Jo is the author of Meditation in Modern Buddhism: Renunciation and change in Thai monastic life (Cambridge University Press, 2010) and the co-editor of The State We’re In: Reflecting on democracy’s troubles (Berghan Books, 2016), Detachment: Essays on the limits of relational thinking (Manchester University Press, 2015) and Southeast Asian Perspectives on Power (Routledge, 2012).



Teaching Summary

Jo has convened undergraduate and postgraduate Medical Anthropology programmes.
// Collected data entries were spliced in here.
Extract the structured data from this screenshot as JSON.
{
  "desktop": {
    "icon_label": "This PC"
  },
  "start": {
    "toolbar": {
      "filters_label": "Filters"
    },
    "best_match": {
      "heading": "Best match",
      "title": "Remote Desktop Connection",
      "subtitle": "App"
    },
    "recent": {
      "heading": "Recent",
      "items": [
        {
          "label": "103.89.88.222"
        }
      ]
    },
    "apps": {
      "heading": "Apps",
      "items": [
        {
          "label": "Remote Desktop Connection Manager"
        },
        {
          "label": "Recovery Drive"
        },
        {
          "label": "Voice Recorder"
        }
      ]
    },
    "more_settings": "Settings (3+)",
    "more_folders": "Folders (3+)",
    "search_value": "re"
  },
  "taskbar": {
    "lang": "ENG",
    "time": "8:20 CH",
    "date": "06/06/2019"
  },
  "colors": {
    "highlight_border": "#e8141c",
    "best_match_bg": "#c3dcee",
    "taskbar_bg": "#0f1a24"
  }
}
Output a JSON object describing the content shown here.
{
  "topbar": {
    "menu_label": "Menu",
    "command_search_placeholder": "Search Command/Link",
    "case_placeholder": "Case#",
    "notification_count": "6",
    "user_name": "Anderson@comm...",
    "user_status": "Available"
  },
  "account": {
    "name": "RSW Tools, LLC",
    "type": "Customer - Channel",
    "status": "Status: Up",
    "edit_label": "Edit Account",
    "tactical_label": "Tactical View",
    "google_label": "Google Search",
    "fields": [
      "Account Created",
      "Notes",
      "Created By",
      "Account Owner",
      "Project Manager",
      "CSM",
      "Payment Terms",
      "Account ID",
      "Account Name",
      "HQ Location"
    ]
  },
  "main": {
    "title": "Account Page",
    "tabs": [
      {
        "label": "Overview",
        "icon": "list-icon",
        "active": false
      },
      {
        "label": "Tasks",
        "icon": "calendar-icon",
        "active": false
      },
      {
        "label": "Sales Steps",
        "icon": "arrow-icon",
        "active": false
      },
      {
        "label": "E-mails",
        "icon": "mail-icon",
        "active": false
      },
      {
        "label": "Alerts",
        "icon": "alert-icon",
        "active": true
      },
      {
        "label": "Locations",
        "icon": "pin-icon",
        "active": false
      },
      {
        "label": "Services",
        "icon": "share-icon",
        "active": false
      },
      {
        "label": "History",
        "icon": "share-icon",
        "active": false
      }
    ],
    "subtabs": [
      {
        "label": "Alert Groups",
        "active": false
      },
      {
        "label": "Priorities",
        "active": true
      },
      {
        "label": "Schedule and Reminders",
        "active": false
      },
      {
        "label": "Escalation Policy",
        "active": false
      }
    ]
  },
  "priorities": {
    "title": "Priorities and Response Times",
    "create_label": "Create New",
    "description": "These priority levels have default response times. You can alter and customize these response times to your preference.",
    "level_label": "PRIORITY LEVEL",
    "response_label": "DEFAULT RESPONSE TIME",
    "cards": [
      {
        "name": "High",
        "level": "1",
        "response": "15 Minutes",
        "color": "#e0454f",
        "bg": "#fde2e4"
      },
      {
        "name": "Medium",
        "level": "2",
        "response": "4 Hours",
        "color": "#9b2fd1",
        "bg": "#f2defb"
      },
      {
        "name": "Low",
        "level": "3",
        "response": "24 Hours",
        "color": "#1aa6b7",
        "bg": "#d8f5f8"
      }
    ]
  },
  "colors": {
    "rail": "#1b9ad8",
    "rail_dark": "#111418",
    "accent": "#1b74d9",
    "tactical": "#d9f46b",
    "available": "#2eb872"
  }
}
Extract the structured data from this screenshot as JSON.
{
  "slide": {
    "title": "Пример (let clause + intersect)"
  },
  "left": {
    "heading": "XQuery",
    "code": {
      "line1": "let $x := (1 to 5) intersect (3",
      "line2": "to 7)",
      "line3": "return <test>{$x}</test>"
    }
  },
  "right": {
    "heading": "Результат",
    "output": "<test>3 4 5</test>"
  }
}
She lectures on: Medical Anthropology, Anthropology of Southeast Asia, Anthropology of the UK, Anthropology of Ethics, Anthropology of Religion, Anthropological Methods.


PhD Supervision: 

Ben Theobald (2019-present) Monastic Pedagogy in Thailand

Rebecca Williams (2015 – present) Decision-making at principal junctures in palliative care: an ethnographic analysis.

Jessica Jennings (2015 – 2019) Reiki in London: The Vibrant Individual

Ignacia Arteaga Perez (2015 – 2018) The care in the network: everyday experiences of colorectal cancer treatments in London. 

Kakanang Yavaprabhas (2014 – 2018) Bhikkhuni in Thailand: When women wear the yellow robes.

Caroline Ackley (2013 – 2017) Negotiations of intimacy and morality in Hargeysa, Somaliland.